Handle OS signals (SIGTERM/SIGINT) for graceful pipeline shutdown by cijothomas · Pull Request #2325 · open-telemetry/otel-arrow

cijothomas · 2026-03-14T00:38:40Z

The main executable has no signal handling today— when K8s sent SIGTERM (or a local user hit Ctrl+C), the process was killed immediately without draining in-flight data.

This PR adds OS signal handling that follows the same double-signal convention as the Go OTel Collector:

First SIGINT/SIGTERM → sends graceful shutdown messages to all pipelines with a 60s drain deadline
Second signal → forces immediate exit via process::exit(1)

codecov · 2026-03-14T00:41:37Z

Codecov Report

❌ Patch coverage is 14.28571% with 42 lines in your changes missing coverage.
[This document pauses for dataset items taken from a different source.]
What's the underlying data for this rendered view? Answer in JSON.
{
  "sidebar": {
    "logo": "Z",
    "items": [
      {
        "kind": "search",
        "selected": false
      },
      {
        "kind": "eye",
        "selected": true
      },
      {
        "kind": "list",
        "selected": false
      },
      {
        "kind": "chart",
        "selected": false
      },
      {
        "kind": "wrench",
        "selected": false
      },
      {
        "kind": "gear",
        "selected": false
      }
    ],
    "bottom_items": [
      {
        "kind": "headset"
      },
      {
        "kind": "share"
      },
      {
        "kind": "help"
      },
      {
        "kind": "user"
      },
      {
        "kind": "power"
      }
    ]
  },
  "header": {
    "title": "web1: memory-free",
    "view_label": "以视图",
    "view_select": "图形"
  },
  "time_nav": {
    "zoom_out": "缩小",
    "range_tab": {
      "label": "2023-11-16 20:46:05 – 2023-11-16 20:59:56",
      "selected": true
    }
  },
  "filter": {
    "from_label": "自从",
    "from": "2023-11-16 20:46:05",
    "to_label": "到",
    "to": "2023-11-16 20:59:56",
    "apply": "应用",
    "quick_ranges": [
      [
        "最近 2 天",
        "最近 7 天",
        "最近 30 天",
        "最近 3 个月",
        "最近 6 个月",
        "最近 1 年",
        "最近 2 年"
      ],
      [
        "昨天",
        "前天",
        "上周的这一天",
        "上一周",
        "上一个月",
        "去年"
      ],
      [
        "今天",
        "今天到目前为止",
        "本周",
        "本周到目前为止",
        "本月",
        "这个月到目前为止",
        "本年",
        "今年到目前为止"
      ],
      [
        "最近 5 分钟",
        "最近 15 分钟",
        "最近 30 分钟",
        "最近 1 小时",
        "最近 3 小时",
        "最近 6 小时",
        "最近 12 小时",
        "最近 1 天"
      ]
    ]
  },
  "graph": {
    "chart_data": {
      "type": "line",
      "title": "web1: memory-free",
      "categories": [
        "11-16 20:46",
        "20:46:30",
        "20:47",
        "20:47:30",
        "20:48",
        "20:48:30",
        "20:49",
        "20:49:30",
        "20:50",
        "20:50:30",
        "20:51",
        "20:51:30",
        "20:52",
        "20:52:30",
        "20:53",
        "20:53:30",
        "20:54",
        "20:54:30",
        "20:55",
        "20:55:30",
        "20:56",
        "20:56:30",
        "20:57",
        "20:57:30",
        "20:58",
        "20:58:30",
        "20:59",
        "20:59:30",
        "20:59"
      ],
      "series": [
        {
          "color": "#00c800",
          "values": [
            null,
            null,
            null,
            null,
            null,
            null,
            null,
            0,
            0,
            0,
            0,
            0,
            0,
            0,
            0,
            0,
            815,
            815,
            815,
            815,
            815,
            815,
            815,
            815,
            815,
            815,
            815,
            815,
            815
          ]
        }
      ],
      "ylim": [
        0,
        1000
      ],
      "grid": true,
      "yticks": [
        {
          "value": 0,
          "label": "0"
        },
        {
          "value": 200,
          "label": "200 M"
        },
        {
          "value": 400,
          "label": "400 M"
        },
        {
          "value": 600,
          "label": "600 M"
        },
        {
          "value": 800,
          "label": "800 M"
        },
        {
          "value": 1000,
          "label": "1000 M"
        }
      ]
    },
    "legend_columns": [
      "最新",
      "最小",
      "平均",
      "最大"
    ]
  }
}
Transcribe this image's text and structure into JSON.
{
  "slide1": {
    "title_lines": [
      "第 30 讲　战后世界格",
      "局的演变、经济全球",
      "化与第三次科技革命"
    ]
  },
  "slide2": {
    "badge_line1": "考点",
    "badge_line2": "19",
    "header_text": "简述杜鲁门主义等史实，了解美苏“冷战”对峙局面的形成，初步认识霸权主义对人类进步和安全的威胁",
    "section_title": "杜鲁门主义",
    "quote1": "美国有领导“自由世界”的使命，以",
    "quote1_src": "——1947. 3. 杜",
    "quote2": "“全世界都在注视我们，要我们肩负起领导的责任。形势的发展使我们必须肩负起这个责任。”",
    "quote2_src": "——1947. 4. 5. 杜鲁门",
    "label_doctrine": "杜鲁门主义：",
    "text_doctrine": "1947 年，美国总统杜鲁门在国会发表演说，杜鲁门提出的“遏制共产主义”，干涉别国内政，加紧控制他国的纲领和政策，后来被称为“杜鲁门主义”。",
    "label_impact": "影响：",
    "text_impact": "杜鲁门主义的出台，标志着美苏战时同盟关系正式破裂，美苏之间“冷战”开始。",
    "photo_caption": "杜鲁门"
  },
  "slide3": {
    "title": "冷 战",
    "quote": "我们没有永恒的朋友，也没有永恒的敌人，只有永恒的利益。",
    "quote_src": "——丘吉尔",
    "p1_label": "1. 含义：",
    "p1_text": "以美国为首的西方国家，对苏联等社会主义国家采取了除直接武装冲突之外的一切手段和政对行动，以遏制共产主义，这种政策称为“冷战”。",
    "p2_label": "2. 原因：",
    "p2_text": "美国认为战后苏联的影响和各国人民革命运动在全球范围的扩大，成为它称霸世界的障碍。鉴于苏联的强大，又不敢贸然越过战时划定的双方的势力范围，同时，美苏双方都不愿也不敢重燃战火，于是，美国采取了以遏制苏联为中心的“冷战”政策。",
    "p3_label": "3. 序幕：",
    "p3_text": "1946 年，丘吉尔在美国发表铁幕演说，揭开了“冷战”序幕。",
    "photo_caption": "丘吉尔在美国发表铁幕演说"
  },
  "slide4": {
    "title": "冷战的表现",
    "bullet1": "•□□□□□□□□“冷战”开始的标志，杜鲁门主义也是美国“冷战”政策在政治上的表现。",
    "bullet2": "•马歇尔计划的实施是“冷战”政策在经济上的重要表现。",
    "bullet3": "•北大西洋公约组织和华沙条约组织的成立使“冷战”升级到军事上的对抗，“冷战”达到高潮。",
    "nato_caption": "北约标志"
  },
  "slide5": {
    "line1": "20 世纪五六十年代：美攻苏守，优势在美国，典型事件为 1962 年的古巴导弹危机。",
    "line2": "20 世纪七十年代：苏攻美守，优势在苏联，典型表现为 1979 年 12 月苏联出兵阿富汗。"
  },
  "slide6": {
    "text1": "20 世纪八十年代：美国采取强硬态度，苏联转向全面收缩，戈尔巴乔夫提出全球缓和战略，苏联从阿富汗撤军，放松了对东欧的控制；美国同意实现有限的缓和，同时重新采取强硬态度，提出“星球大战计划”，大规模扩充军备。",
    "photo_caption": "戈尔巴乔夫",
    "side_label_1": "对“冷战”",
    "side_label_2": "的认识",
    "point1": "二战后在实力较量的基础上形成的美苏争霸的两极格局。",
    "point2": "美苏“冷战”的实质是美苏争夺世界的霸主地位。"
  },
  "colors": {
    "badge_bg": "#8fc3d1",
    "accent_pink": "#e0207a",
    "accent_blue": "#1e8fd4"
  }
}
Please review.
✅ Project coverage is 87.55%. Comparing base (bde436e) to head (573aa7d).
⚠️ Report is 10 commits behind head on main.

Additional details and impacted files

@@            Coverage Diff             @@
##             main    #2325      +/-   ##
==========================================
- Coverage   87.58%   87.55%   -0.03%     
==========================================
  Files         571      571              
  Lines      194095   194550     +455     
==========================================
+ Hits       169996   170339     +343     
- Misses      23573    23685     +112     
  Partials      526      526

Components	Coverage Δ
otap-dataflow	`89.57% <14.28%> (-0.05%)`	⬇️
query_abstraction	`80.61% <ø> (ø)`
query_engine	`90.61% <ø> (ø)`
syslog_cef_receivers	`∅ <ø> (∅)`
otel-arrow-go	`52.44% <ø> (ø)`
quiver	`91.91% <ø> (ø)`

🚀 New features to boost your workflow:

❄️ Test Analytics: Detect flaky tests, report on failures, and find test suite problems.
📦 JS Bundle Analysis: Save yourself from yourself by tracking and limiting bundle sizes in JS merges.

gouslu · 2026-03-14T18:27:30Z

rust/otap-dataflow/crates/controller/src/lib.rs

+                        // Give pipelines a generous deadline to drain (60 s by default —
+                        // matches the default Kubernetes terminationGracePeriodSeconds).
+                        let deadline =
+                            std::time::Instant::now() + std::time::Duration::from_secs(60);


nit: named constant for 60 secs?

gouslu · 2026-03-14T18:29:21Z

rust/otap-dataflow/crates/controller/src/lib.rs

+
+                        // ── Second signal: force exit ───────────────────────
+                        let signal_name = Self::recv_termination_signal().await;
+                        otel_error!(


Currently it seems like it is sync, but if this ever uses a bufferred writer (which I doubt it will) this message may not get printed before exit. Maybe an eprintln! right under this for good measure?

agree. Will swap to eprintln.

This is the purpose of raw_error!
I would prefer to use it for consistency.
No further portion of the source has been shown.